Delphine Dora, fresh from recent collaborations with Sophie Cooper and Mocke, presents a new album of solo material. Dora’s approach to the piano, her voice, and her compositions embraces the strangeness and intimacy of everyday life and one’s inner thoughts. Eudaimon lets her pure songwriting side sign brightly and clearly. Vinyl release on three:four.
The twentieth century has had its share of poets exploring magic and mysticism. However, it is Kathleen Raine who has articulated the deepest spiritual vision throughout the entire body of her work. Having studied William Blake – and, in the process of doing so, reading all that he had read – Raine believed poetry to be an art-form that could open readers to an awareness of a divine, transcendental world which expresses itself to us through in the language of symbols.
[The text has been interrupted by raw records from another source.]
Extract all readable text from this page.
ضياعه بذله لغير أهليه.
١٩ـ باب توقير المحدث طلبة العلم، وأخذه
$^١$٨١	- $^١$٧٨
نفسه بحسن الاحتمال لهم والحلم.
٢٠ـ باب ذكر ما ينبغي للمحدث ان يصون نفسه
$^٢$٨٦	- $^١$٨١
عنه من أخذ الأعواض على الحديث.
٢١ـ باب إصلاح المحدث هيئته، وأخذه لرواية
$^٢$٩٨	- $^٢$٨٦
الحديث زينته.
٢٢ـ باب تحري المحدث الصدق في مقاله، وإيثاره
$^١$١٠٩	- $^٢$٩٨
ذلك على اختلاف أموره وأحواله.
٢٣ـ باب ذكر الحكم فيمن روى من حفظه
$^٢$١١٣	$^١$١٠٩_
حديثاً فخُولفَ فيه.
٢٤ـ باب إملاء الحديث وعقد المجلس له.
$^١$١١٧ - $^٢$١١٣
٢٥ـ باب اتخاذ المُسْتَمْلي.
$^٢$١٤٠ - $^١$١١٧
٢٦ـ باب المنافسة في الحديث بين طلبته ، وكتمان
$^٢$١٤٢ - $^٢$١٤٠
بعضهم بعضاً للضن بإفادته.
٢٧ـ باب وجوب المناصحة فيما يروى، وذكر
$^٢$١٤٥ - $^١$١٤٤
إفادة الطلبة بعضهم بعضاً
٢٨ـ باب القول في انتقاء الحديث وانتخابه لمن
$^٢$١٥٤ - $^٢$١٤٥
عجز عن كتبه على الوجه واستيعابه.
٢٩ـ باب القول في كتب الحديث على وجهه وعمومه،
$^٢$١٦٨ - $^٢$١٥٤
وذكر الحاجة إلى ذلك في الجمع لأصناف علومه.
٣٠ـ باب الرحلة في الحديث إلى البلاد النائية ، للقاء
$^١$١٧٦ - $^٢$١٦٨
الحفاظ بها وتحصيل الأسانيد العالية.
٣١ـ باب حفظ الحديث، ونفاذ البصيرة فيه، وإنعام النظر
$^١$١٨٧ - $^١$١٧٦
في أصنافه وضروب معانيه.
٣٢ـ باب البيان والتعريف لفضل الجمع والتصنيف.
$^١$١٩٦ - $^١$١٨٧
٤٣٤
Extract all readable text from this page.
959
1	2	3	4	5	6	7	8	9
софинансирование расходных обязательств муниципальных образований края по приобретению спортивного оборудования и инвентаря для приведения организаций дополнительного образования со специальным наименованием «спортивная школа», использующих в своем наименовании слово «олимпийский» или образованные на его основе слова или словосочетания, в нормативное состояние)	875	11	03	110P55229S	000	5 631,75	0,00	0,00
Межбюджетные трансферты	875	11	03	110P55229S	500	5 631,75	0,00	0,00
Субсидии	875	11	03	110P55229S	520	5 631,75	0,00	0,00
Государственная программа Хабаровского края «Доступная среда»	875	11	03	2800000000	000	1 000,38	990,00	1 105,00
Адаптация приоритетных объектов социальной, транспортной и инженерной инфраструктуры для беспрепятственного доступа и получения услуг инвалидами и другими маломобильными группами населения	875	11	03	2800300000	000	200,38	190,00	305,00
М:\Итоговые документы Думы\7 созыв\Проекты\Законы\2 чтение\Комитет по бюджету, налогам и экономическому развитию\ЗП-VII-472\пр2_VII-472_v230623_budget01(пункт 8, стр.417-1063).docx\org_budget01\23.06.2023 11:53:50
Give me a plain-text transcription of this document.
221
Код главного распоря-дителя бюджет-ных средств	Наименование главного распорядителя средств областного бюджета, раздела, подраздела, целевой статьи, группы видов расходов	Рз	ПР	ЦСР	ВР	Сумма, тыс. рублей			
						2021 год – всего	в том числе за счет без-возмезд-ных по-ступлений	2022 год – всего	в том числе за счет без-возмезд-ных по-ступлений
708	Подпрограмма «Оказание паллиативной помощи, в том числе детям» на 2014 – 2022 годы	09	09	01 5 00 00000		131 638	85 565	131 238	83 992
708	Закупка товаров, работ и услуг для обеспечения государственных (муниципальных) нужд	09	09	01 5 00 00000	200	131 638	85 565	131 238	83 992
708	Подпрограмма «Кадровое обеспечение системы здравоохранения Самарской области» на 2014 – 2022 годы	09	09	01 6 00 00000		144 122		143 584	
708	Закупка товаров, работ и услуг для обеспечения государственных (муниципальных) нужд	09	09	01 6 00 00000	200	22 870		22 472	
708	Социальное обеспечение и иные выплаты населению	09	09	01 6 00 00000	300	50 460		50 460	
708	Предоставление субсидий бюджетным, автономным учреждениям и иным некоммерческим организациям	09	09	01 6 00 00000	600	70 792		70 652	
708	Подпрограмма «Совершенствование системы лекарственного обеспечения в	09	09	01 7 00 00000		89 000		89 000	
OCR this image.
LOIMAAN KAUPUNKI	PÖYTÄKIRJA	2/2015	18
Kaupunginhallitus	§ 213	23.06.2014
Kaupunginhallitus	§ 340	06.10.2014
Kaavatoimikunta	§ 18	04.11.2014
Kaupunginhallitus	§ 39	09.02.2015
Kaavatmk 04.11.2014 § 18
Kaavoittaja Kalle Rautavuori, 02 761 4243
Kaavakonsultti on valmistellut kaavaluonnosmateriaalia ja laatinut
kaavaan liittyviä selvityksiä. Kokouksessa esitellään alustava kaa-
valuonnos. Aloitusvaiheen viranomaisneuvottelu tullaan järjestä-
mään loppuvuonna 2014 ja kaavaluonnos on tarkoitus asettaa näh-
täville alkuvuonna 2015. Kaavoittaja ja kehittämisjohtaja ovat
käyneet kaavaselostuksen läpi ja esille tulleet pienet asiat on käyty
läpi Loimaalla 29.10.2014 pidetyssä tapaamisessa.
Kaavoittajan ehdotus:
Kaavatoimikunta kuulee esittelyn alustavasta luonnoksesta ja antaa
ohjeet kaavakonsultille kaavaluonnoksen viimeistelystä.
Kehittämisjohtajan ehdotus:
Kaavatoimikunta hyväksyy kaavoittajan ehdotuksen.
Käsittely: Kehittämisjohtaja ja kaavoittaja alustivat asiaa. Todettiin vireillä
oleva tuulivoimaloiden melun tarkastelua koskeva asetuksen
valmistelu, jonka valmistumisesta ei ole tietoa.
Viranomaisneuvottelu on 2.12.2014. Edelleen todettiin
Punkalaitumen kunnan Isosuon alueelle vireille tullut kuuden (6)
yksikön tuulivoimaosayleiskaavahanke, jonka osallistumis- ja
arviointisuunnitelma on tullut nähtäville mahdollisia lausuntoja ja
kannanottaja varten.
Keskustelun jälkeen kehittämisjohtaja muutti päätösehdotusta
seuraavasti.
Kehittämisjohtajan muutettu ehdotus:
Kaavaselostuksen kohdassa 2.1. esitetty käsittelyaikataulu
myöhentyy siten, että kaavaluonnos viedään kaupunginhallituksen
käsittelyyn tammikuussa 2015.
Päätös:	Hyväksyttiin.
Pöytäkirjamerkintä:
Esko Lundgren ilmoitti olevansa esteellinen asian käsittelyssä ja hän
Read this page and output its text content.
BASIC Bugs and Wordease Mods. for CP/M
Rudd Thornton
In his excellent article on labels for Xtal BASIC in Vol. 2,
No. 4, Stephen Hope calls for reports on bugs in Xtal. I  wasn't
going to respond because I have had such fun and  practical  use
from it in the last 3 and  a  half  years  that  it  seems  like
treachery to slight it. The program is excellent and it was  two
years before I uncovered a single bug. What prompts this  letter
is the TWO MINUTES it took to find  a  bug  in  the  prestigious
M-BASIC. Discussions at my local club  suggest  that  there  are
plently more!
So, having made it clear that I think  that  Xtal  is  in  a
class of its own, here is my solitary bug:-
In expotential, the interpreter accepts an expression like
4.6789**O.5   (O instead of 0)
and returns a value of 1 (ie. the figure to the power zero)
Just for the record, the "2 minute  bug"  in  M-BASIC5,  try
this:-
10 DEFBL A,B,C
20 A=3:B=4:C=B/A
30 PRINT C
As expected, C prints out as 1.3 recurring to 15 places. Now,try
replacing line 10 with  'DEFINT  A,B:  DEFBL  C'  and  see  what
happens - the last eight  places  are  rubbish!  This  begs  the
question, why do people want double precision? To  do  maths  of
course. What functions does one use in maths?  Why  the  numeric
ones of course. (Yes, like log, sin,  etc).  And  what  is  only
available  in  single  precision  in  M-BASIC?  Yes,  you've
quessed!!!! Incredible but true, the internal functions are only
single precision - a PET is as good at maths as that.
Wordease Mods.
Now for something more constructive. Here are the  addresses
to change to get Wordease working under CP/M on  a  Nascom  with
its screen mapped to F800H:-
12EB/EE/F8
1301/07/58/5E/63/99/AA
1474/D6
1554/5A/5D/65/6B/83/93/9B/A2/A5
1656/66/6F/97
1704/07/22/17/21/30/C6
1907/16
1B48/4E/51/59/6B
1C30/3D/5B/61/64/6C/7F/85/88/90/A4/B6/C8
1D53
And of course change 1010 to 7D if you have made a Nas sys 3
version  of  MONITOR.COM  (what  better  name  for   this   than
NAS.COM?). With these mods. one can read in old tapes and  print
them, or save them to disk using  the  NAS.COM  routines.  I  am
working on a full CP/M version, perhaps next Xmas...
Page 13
As an example: for Raine, a tree is never ‘just’ a tree: it is a symbol of the unity of the universe. This symbol draws meaning from its presentation in the poem: it may blossom, decay, or be felled – each of these express different relationships between humanity and the universe. For Raine, nature and its symbols express an archetypal world, which she described as burning “with an interior light and glory, awe-inspiring.”
When we become acquainted with Raine’s symbols, we begin to see the world very differently: full of meanings and spiritual significance. Her vision of the poetic symbol has deeply influenced many artists – myself among them – and has led to a number of musical settings of her poetry. However, these are predominantly in the ‘art-song’ genre of classical composition – here, Raine’s simple and intimate language is often obscured by the compositional settings and vocal techniques that the classical idiom demands. What Delphine Dora has achieved here are naturalistic settings of Raine’s words, which present her poems in a new light. Delphine’s work interprets Raine’s poems in a style that is by turns ethereal, lively, melancholic and innocent – the last of these terms evoking the idea of the innocence of souls: who, being incarnated in the lower world, become corrupted and seek to return to their source through the gates of death.
Indeed, death is one of Raine’s prominent themes, and is explored on in the opening song on this album. H.G.A. sees Raine reflect on her proximity to her Holy Guardian Angel, who will soon lead her immortal soul away from sphere of creation, and, consequently, she will forget all that she now remembers about the material world. Many of us would be inclined to approach such a theme sombrely, but the melancholic sweetness of Delphine’s interpretation captures something of the yearning for the otherworldly and unknowable world of light that Raine believed to be the soul’s true habitation. This angel is the same as that sung about in Eudaimon, who sees her depart the celestial realms for the ‘prison house’ of the world, but who will one day bear her back to her true home in the stars.
Like Raine’s own poems, the songs on Eudaimon are pure in their simplicity and austere style. Yet they also shine with the crystalline fire of the world beyond: that same light which bleeds through the symbols that Raine believed helped our souls recall their original states. If you do not already know Raine’s work, there can be no better introduction.
Phil Legard
Phil Legard is an academic and musician. Previously of Xenis Emputae Travelling Band and Ashtray Navigations, he now records under his own name, and collaborates with Layla Legard as Hawthonn. He teaches music production at Leeds Beckett University, where his research focuses on the role of esotericism in contemporary music-making.